Est-ce un bon poisson ou un mauvais ? Comment savoir s’il s’agit d’un bon poisson. Si c’est un mauvais, comment m’en départir ? Les anges de Dieu, l’esprit sain, la force du Dieu d’amour !

Et si c’est un mauvais poisson, suis-je capable de laisser humblement les anges faire le travail… même si, à court terme, ça peut me faire grincer des dents ou même me faire pleurer.

Oui, me faire grincer des dents, car faire le ménage dans notre vie, se départir des mauvaises habitudes, se réconcilier avec les autres, poursuivre sans cesse la démarche pour vivre le Royaume, ce n’est pas toujours simple et c’est parfois difficile et douloureux.

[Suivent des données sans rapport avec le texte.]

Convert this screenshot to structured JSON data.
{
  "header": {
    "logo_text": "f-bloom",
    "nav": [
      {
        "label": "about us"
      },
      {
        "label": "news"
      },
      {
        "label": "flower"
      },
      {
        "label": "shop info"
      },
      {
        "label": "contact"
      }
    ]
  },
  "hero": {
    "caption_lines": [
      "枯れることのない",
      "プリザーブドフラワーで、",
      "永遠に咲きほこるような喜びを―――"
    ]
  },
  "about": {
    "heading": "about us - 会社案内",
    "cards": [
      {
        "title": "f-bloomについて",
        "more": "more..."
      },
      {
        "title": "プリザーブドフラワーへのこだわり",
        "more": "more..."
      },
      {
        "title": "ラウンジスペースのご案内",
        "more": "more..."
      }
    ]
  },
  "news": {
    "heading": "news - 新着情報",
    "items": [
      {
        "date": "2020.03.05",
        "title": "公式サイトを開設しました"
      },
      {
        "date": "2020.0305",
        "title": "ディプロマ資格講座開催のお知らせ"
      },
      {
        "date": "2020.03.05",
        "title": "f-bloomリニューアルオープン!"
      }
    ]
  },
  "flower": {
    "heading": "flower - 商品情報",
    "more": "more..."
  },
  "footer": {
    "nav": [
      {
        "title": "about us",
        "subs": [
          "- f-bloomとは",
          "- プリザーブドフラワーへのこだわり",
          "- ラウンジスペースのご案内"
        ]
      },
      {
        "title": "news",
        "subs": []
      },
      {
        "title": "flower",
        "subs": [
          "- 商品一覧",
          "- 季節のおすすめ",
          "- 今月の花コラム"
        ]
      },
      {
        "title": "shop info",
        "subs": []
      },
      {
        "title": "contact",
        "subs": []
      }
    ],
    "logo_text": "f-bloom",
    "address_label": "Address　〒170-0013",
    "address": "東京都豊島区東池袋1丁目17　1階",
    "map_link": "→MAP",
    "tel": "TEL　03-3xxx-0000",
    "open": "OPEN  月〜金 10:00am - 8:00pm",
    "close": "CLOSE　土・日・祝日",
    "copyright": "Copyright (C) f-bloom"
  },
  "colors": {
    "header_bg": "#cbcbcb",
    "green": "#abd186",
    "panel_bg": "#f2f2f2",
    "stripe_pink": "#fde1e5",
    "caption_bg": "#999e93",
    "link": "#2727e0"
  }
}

Penser aux défis personnels que nous avons tous, des défis parfois assez simples, d’autres fois très compliquées à relever, et ce, dans différents domaines de notre vie : la saine alimentation, la propreté de nos maisons, l’accueil des autres, la consommation responsable de l’alcool, les habitudes de jeu et de divertissement, les achats de biens et de services, l’engagement citoyen en faveur du bien et de la justice, les relations intimes.

Mais, la promesse de Dieu, c’est qu’il sera toujours là. Il sera auprès de nous. Il sait que la démarche est loin d’être simple et qu’elle n’est pas toujours facile. C’est pourquoi nous sommes invités à faire la démarche ensemble, en communauté, et ce, dans l’assurance de la présence aimante de Dieu. La fin de notre déclaration de foi en fait d’ailleurs écho : « Dans la vie, dans la mort, et dans la vie au-delà de la mort, Dieu est avec nous. Nous ne sommes pas seuls. »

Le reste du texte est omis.